Capital gains determined
by investor''s cost basis.
 
Charitable gifting Investor cannot control disposition of specific stocks. Investor can donate highly appreciated securities.
     
Diversifying low-cost positions Offer the quickest way
to achieve broad diversification.
Reduce tax liability from unwinding low-cost-basis position by harvesting losses over time in rest of portfolio.
 
Investment breadth Access to broad set of asset classes. Account size and transaction cost determine investment breadth.
     
Net realized capital losses No pass-through; can only be carried forward. Deductible in year realized; can offset other income.
 
Deductibility
of expenses
Fully deductible
in computing net investment income.
Only expenses exceeding 2% of AGI are deductible. No deductibility under Alternative Minimum Tax.
 
REBALANCING

Rebalancing adjusts a managed portfolio''s holdings in order to more closely match the risk/return characteristics of a client''s target portfolio. Dimensional usually rebalances the domestic equity portion of each separate account at thirty-one-day intervals.1 Because of higher trading costs, international holdings are rebalanced less frequently.

Some rebalancing is accomplished without tax consequences. For instance, new contributions of cash permit purchases that do not need to be funded by sales. Coordinated management of the client''s tax-deferred and taxable accounts can also create tax-free rebalancing opportunities if trades producing gains can be confined to the tax-deferred account. Charitable contributions of appreciated securities can also create tax-free rebalancing. Carefully planned redemptions facilitate rebalancing and tax management.

Rebalancing often requires selling assets that have appreciated, which can result in realized capital gains. Effective management of capital gains is essential for increasing after-tax rates of return.

MANAGING CAPITAL GAINS

The objective of tax management is to control the timing and amounts of tax liabilities for the purpose of increasing after-tax returns. Taxes that can be deferred are deferred, and taxes that can be avoided are avoided. Some capital gains must be realized when most new accounts are opened and in subsequent rebalancing. Capital losses can offset some or all of these gains.

  • Individuals and corporations may use realized losses to offset realized gains either within or outside the account.
  • Individuals may carry forward a surplus of realized losses over realized gains in one year to offset realized gains in future years, and may carry forward these losses for unlimited time periods.
  • Corporations may carry forward a surplus of losses to offset future earnings for up to five years. Corporations may also carry backward a surplus of losses to reduce previous earnings for up to three years.

At any time, a broadly diversified portfolio contains unrealized losses. Whenever the tax savings of a potential loss are sufficiently greater than trading costs, the loss is recognized. Realized losses are inventoried to offset realized gains in the current or other applicable tax years.

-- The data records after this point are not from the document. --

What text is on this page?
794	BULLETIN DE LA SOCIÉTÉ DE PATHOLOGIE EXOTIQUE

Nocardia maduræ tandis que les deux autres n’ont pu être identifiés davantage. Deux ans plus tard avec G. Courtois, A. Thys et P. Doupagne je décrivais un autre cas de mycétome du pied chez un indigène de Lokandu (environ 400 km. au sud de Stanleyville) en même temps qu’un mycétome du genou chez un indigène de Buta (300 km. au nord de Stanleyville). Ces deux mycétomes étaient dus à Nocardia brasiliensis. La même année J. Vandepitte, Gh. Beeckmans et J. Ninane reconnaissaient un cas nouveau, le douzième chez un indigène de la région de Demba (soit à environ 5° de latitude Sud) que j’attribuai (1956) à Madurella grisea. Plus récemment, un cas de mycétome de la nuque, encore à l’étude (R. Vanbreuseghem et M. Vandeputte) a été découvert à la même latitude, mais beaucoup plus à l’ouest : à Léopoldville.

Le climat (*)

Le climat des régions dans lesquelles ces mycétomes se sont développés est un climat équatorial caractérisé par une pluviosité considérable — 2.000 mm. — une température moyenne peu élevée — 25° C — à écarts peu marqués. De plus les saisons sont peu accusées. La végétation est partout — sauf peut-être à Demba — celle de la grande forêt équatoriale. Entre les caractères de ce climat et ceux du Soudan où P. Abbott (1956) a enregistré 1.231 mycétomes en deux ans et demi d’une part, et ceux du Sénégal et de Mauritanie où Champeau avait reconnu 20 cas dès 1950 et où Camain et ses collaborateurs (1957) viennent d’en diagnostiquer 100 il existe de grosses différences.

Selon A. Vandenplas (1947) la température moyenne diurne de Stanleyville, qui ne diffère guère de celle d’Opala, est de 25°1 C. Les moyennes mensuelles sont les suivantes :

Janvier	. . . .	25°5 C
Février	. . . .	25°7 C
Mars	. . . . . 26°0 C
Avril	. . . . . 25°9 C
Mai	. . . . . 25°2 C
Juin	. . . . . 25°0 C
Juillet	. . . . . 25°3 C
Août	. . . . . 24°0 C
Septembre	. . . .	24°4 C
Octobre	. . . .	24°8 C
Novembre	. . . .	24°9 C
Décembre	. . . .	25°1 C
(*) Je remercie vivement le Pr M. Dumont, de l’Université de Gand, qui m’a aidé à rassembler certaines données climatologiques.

The ability to generate a supply of capital losses is another advantage of diversification. In concentrated portfolios, few capital losses may be available for harvesting. This can make the tax costs of portfolio adjustments prohibitive and cause an investor to remain locked into a few stocks with large unrealized gains.

Realized losses within an account can be used to offset realized gains outside the account. Tax efficiency increases when Dimensional coordinates management of the account with any gains and losses outside the account.

Tax-lot accounting.

Tax-lot accounting manages capital-gains taxes. When a particular stock is purchased in multiple lots at different prices, each lot has its own cost basis. Whenever holdings are sold, the shares with the highest cost basis are sold first. This minimizes gains and maximizes losses, so tax liabilities are reduced. 

Trading costs erode returns and hinder the accumulation of wealth. Once a managed portfolio is in place, discretionary trades are carefully made only to rebalance and harvest capital losses. 

1 A thirty-one-day interval is used to avoid "wash sales" that nullify realized losses for tax purposes. On occasion, when large price changes occur within a thirty-one-day cycle, a separate account will be rebalanced immediately.